As primeiras nações surgiram nas Américas, fruto das primeiras colónias europeias - os vice-reinados da Nova Espanha e do Peru, o Brasil português e as 13 colónias. Os Estados modernos necessitavam de funcionários, burocratas, intelectuais e comerciantes que se deslocassem para cumprir as suas ordens. Mas as carreiras destes funcionários eram geograficamente limitadas. Enquanto um aspirante a diplomata da Espanha peninsular podia circular pelo México a caminho de um cargo mais elevado em Madrid, os que nasciam nas colónias podiam esperar nunca deixar a unidade administrativa do seu nascimento. E era pouco provável, por mais talentosos que fossem, que o soberano alguma vez os nomeasse para os mais altos cargos, mesmo lá. À medida que o seu número aumentava, começaram lentamente a formar uma classe que começou a pensar na unidade administrativa do seu nascimento como algo ligeiramente diferente e ligeiramente mais significativo: uma nação. No início do século XIX, a maioria das Américas estava organizada em estados-nação independentes, quase todos eles repúblicas.

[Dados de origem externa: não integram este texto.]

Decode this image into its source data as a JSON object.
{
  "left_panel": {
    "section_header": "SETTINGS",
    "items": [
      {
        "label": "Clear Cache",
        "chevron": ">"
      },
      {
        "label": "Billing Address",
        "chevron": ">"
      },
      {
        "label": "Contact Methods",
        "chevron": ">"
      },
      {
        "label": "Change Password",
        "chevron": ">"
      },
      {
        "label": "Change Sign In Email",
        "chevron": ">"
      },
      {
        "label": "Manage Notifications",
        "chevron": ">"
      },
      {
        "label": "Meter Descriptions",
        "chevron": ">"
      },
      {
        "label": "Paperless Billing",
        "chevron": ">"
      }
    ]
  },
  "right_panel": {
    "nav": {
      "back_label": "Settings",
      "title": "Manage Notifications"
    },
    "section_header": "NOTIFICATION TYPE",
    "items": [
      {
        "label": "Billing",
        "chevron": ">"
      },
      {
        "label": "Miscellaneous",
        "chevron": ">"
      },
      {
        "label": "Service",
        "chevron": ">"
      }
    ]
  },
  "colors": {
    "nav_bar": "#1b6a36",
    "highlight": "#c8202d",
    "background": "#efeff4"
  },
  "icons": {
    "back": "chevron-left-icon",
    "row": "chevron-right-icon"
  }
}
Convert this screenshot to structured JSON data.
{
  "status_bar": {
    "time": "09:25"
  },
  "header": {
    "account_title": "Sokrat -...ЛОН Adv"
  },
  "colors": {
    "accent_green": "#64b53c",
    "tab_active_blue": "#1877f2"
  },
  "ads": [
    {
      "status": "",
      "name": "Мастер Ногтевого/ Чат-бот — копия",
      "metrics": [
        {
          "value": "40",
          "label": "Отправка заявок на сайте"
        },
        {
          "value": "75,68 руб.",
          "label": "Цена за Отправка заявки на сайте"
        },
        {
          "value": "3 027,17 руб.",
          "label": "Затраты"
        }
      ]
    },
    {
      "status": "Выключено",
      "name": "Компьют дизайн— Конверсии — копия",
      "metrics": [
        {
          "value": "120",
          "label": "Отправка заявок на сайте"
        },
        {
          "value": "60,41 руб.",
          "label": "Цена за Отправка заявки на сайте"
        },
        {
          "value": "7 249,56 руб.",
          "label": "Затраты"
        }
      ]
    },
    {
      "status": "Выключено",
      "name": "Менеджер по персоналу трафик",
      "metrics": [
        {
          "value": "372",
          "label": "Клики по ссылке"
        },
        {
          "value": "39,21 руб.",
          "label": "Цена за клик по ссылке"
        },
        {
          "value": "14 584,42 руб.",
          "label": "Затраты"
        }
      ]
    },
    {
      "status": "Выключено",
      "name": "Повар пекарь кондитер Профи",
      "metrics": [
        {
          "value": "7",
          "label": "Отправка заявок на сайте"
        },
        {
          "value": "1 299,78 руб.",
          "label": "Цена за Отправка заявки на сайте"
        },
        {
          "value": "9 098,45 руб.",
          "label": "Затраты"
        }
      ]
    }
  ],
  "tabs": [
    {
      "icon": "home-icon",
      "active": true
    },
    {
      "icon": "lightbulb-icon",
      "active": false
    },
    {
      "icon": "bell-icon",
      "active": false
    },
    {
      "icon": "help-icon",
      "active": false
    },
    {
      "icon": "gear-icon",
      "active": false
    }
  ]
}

Nesta altura, argumenta Anderson, o nacionalismo tornou-se um produto intelectual disponível para exportação - ou, como ele diz, "pirataria". À medida que os movimentos nacionalistas foram surgindo no continente europeu, os seus monarcas foram ficando cada vez mais preocupados (e com razão) com a possibilidade de o fervor nacionalista os poder derrubar dos seus tronos. Afinal de contas, a maioria das famílias reais eram importações estrangeiras: A Inglaterra, por exemplo, não é governada por uma família inglesa desde 1066 e não é governada por uma família britânica desde 1688. Que direito poderiam eles ter para governar um Estado-nação de britânicos?

Os soberanos da Europa reimaginavam-se assim como primi inter pares, primeiros cidadãos de nações pré-históricas. Os seus governos geraram "nacionalismos oficiais" que podiam depois ser exportados para as suas colónias africanas e asiáticas, onde os súbditos locais (não brancos) eram ensinados a ser bons ingleses, franceses e holandeses - e a ser bons administradores coloniais. Mas, mais uma vez, as suas carreiras eram interrompidas nos limites da colónia. Por muito bem educados que fossem, por muito bem que falassem inglês ou francês, por muito competentes que fossem, a cor da sua pele significava que nunca iriam além dos papéis que lhes eram atribuídos na hierarquia colonial. E assim, também eles começaram a imaginar-se como membros de uma comunidade coesa e antiga, uma nação que merecia ser um Estado, tal como a Checoslováquia, a Polónia ou a Suíça.

E assim, chegamos ao final do século XX, um mundo dividido em nações e estados-nação. O relato de Anderson é convincente, pois explica as circunstâncias económicas e geopolíticas que acompanharam o nascimento das nações e a sua perpetuação no mundo contemporâneo. Mas o que não consegue explicar, e o que o próprio Anderson parece não entender, é "o apego que as pessoas sentem pelas invenções da sua imaginação". Ou seja, "as pessoas estão dispostas a morrer por essas invenções". Por mais belos poemas de amor à pátria ou à terra-mãe (ou o que quer que seja) que cite, o quadro marxista de Anderson não consegue explicar a devoção que as nações inspiraram e continuam a inspirar.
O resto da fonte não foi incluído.